Carpets are unique because they’re a type of art that’s meant to be stood on and lived on. “Textile is the closest to human as you can get,” Reza said.

DSC02703.JPG
“A rug is like building a wall,” former employee Fathali said. Angela Katiraya/Courtesy of Caravan Carpets

Creating one of these rugs takes a village—sometimes, literally. Fathali and Fueselo, both whom had taken Carpets 101 from Reza, showed me how rugs are made, how a row is weaved one at a time, that “a rug is like building a wall,” Fathali said, grabbing my hand. “Here feel this rug.” Some of the more intricate ones are like woven pointillism, according to Fueselo.

“The beauty of this store is what he has to work with,” Fathali said, leaning toward me as if he was letting me in on the trade secret. “You’ve got to get your energy from some place. Location is good, he’s got the personality, but he pulled the energy out of an artifact that’s very rich. It’s ties that bind. There’s a lot of work that goes into the ceremony of how you weave a rug.”

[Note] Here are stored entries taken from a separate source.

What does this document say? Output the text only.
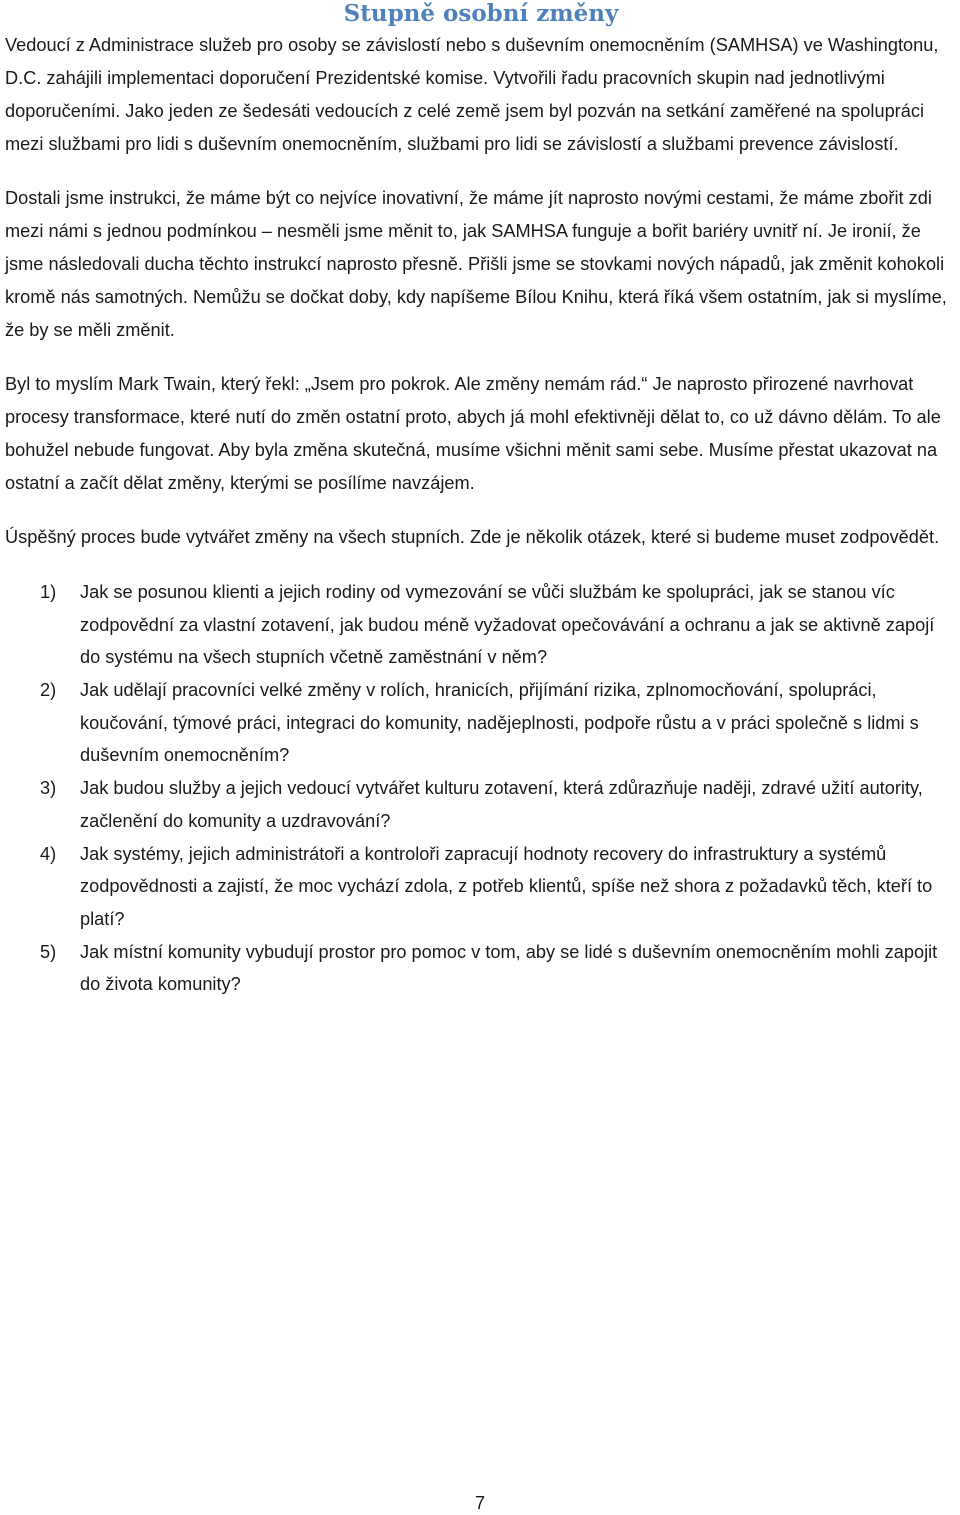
Stupně osobní změny

Vedoucí z Administrace služeb pro osoby se závislostí nebo s duševním onemocněním (SAMHSA) ve Washingtonu, D.C. zahájili implementaci doporučení Prezidentské komise. Vytvořili řadu pracovních skupin nad jednotlivými doporučeními. Jako jeden ze šedesáti vedoucích z celé země jsem byl pozván na setkání zaměřené na spolupráci mezi službami pro lidi s duševním onemocněním, službami pro lidi se závislostí a službami prevence závislostí.

Dostali jsme instrukci, že máme být co nejvíce inovativní, že máme jít naprosto novými cestami, že máme zbořit zdi mezi námi s jednou podmínkou – nesměli jsme měnit to, jak SAMHSA funguje a bořit bariéry uvnitř ní. Je ironií, že jsme následovali ducha těchto instrukcí naprosto přesně. Přišli jsme se stovkami nových nápadů, jak změnit kohokoli kromě nás samotných. Nemůžu se dočkat doby, kdy napíšeme Bílou Knihu, která říká všem ostatním, jak si myslíme, že by se měli změnit.

Byl to myslím Mark Twain, který řekl: „Jsem pro pokrok. Ale změny nemám rád.“ Je naprosto přirozené navrhovat procesy transformace, které nutí do změn ostatní proto, abych já mohl efektivněji dělat to, co už dávno dělám. To ale bohužel nebude fungovat. Aby byla změna skutečná, musíme všichni měnit sami sebe. Musíme přestat ukazovat na ostatní a začít dělat změny, kterými se posílíme navzájem.

Úspěšný proces bude vytvářet změny na všech stupních. Zde je několik otázek, které si budeme muset zodpovědět.

1) Jak se posunou klienti a jejich rodiny od vymezování se vůči službám ke spolupráci, jak se stanou víc zodpovědní za vlastní zotavení, jak budou méně vyžadovat opečovávání a ochranu a jak se aktivně zapojí do systému na všech stupních včetně zaměstnání v něm?
2) Jak udělají pracovníci velké změny v rolích, hranicích, přijímání rizika, zplnomocňování, spolupráci, koučování, týmové práci, integraci do komunity, nadějeplnosti, podpoře růstu a v práci společně s lidmi s duševním onemocněním?
3) Jak budou služby a jejich vedoucí vytvářet kulturu zotavení, která zdůrazňuje naději, zdravé užití autority, začlenění do komunity a uzdravování?
4) Jak systémy, jejich administrátoři a kontroloři zapracují hodnoty recovery do infrastruktury a systémů zodpovědnosti a zajistí, že moc vychází zdola, z potřeb klientů, spíše než shora z požadavků těch, kteří to platí?
5) Jak místní komunity vybudují prostor pro pomoc v tom, aby se lidé s duševním onemocněním mohli zapojit do života komunity?
7
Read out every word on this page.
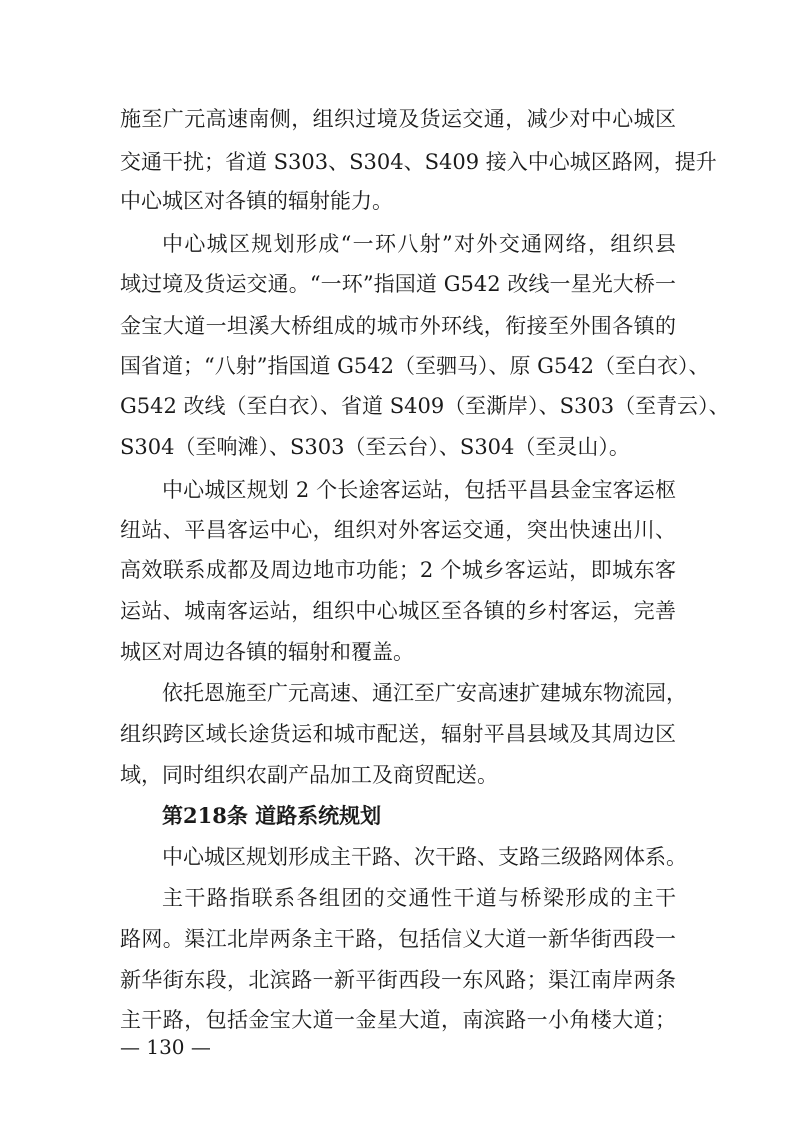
施至广元高速南侧，组织过境及货运交通，减少对中心城区
交通干扰；省道 S303、S304、S409 接入中心城区路网，提升
中心城区对各镇的辐射能力。
中心城区规划形成“一环八射”对外交通网络，组织县
域过境及货运交通。“一环”指国道 G542 改线一星光大桥一
金宝大道一坦溪大桥组成的城市外环线，衔接至外围各镇的
国省道；“八射”指国道 G542（至驷马）、原 G542（至白衣）、
G542 改线（至白衣）、省道 S409（至澌岸）、S303（至青云）、
S304（至响滩）、S303（至云台）、S304（至灵山）。
中心城区规划 2 个长途客运站，包括平昌县金宝客运枢
纽站、平昌客运中心，组织对外客运交通，突出快速出川、
高效联系成都及周边地市功能；2 个城乡客运站，即城东客
运站、城南客运站，组织中心城区至各镇的乡村客运，完善
城区对周边各镇的辐射和覆盖。
依托恩施至广元高速、通江至广安高速扩建城东物流园，
组织跨区域长途货运和城市配送，辐射平昌县域及其周边区
域，同时组织农副产品加工及商贸配送。
第218条 道路系统规划
中心城区规划形成主干路、次干路、支路三级路网体系。
主干路指联系各组团的交通性干道与桥梁形成的主干
路网。渠江北岸两条主干路，包括信义大道一新华街西段一
新华街东段，北滨路一新平街西段一东风路；渠江南岸两条
主干路，包括金宝大道一金星大道，南滨路一小角楼大道；
— 130 —
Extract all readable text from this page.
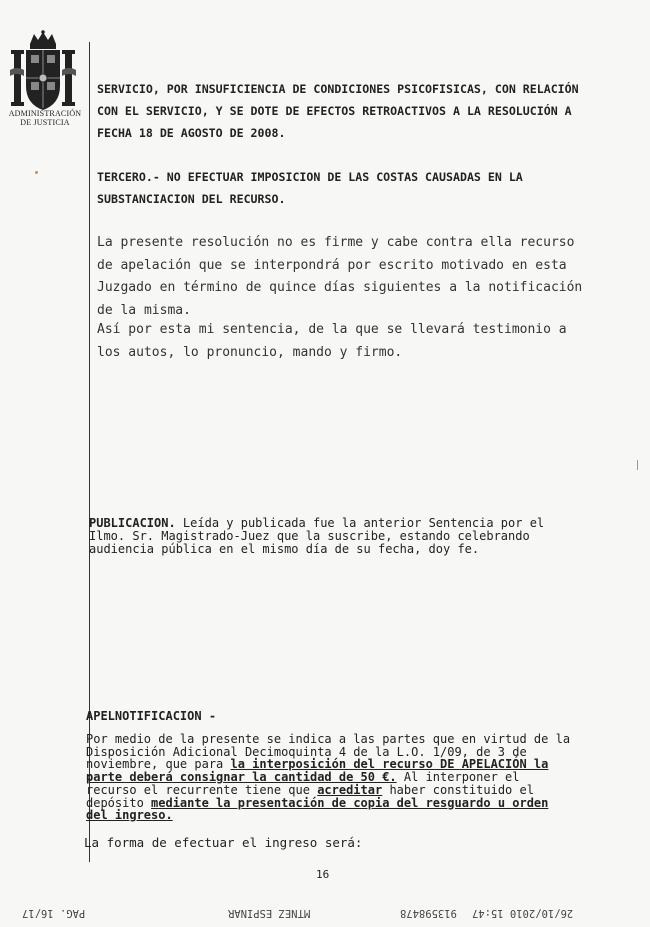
ADMINISTRACIÓN
DE JUSTICIA
SERVICIO, POR INSUFICIENCIA DE CONDICIONES PSICOFISICAS, CON RELACIÓN CON EL SERVICIO, Y SE DOTE DE EFECTOS RETROACTIVOS A LA RESOLUCIÓN A FECHA 18 DE AGOSTO DE 2008.
TERCERO.- NO EFECTUAR IMPOSICION DE LAS COSTAS CAUSADAS EN LA SUBSTANCIACION DEL RECURSO.
La presente resolución no es firme y cabe contra ella recurso de apelación que se interpondrá por escrito motivado en esta Juzgado en término de quince días siguientes a la notificación de la misma.
Así por esta mi sentencia, de la que se llevará testimonio a los autos, lo pronuncio, mando y firmo.
PUBLICACION. Leída y publicada fue la anterior Sentencia por el Ilmo. Sr. Magistrado-Juez que la suscribe, estando celebrando audiencia pública en el mismo día de su fecha, doy fe.
APELNOTIFICACION -
Por medio de la presente se indica a las partes que en virtud de la Disposición Adicional Decimoquinta 4 de la L.O. 1/09, de 3 de noviembre, que para la interposición del recurso DE APELACIÓN la parte deberá consignar la cantidad de 50 €. Al interponer el recurso el recurrente tiene que acreditar haber constituido el depósito mediante la presentación de copia del resguardo u orden del ingreso.
La forma de efectuar el ingreso será:
16
26/10/2010 15:47
913598478
MTNEZ ESPINAR
PAG. 16/17
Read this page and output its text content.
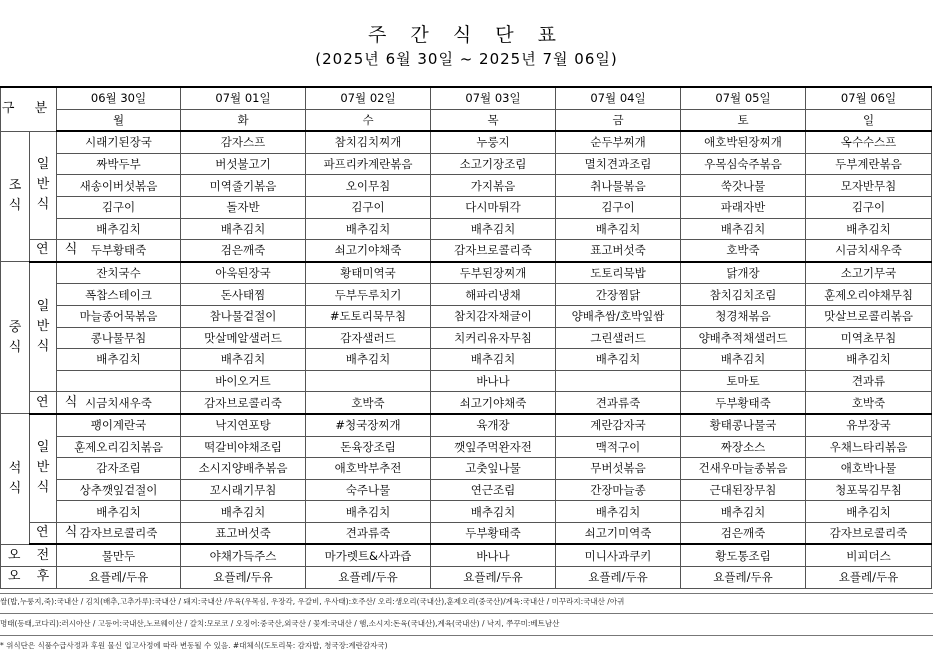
주 간 식 단 표
(2025년 6월 30일 ~ 2025년 7월 06일)
구 분		06월 30일	07월 01일	07월 02일	07월 03일	07월 04일	07월 05일	07월 06일
		월	화	수	목	금	토	일
조
식	일
반
식	시래기된장국	감자스프	참치김치찌개	누룽지	순두부찌개	애호박된장찌개	옥수수스프
		짜박두부	버섯불고기	파프리카계란볶음	소고기장조림	멸치견과조림	우목심숙주볶음	두부계란볶음
		새송이버섯볶음	미역줄기볶음	오이무침	가지볶음	취나물볶음	쑥갓나물	모자반무침
		김구이	돌자반	김구이	다시마튀각	김구이	파래자반	김구이
		배추김치	배추김치	배추김치	배추김치	배추김치	배추김치	배추김치
	연 식	두부황태죽	검은깨죽	쇠고기야채죽	감자브로콜리죽	표고버섯죽	호박죽	시금치새우죽
중
식	일
반
식	잔치국수	아욱된장국	황태미역국	두부된장찌개	도토리묵밥	닭개장	소고기무국
		폭찹스테이크	돈사태찜	두부두루치기	해파리냉채	간장찜닭	참치김치조림	훈제오리야채무침
		마늘종어묵볶음	참나물겉절이	#도토리묵무침	참치감자채글이	양배추쌈/호박잎쌈	청경채볶음	맛살브로콜리볶음
		콩나물무침	맛살메알샐러드	감자샐러드	치커리유자무침	그린샐러드	양배추적채샐러드	미역초무침
		배추김치	배추김치	배추김치	배추김치	배추김치	배추김치	배추김치
			바이오거트		바나나		토마토	견과류
	연 식	시금치새우죽	감자브로콜리죽	호박죽	쇠고기야채죽	견과류죽	두부황태죽	호박죽
석
식	일
반
식	팽이계란국	낙지연포탕	#청국장찌개	육개장	계란감자국	황태콩나물국	유부장국
		훈제오리김치볶음	떡갈비야채조림	돈육장조림	깻잎주먹완자전	맥적구이	짜장소스	우채느타리볶음
		감자조림	소시지양배추볶음	애호박부추전	고춧잎나물	무버섯볶음	건새우마늘종볶음	애호박나물
		상추깻잎겉절이	꼬시래기무침	숙주나물	연근조림	간장마늘종	근대된장무침	청포묵김무침
		배추김치	배추김치	배추김치	배추김치	배추김치	배추김치	배추김치
	연 식	감자브로콜리죽	표고버섯죽	견과류죽	두부황태죽	쇠고기미역죽	검은깨죽	감자브로콜리죽
오 전		물만두	야채가득주스	마가렛트&사과즙	바나나	미니사과쿠키	황도통조림	비피더스
오 후		요플레/두유	요플레/두유	요플레/두유	요플레/두유	요플레/두유	요플레/두유	요플레/두유
쌀(밥,누룽지,죽):국내산 / 김치(배추,고추가루):국내산 / 돼지:국내산 /우육(우목심, 우장각, 우갈비, 우사태):호주산/ 오리:생오리(국내산),훈제오리(중국산)/계육:국내산 / 미꾸라지:국내산 /아귀
명태(동태,코다리):러시아산 / 고등어:국내산,노르웨이산 / 갈치:모로코 / 오징어:중국산,외국산 / 꽃게:국내산 / 햄,소시지:돈육(국내산),계육(국내산) / 낙지, 쭈꾸미:베트남산
* 위식단은 식품수급사정과 후원 물신 입고사정에 따라 변동될 수 있음. #대체식(도토리묵: 감자밥, 청국장:계란감자국)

Reza can seemingly form ties with anyone who walks in the store. In the middle of me interviewing him, he paused and asked about my life, where I was from, what my family was like, where I went to college. He found common ground—all of his daughters started off studying journalism too—and launched into more about his life. He showed me (and the young family he had invited in) pictures of his daughters and his grandchildren, doling out names and life histories; he even brought out his eldest daughter’s PhD thesis. He keeps it behind his desk.

“So many people come to visit me over all these years,” Reza said. "I build up this relationship with these customers. Even when they had nothing to do they’d come by to remind me how much they love my carpet.”

Reza said he’ll miss that the most when Caravan Carpets closes for good on March 31.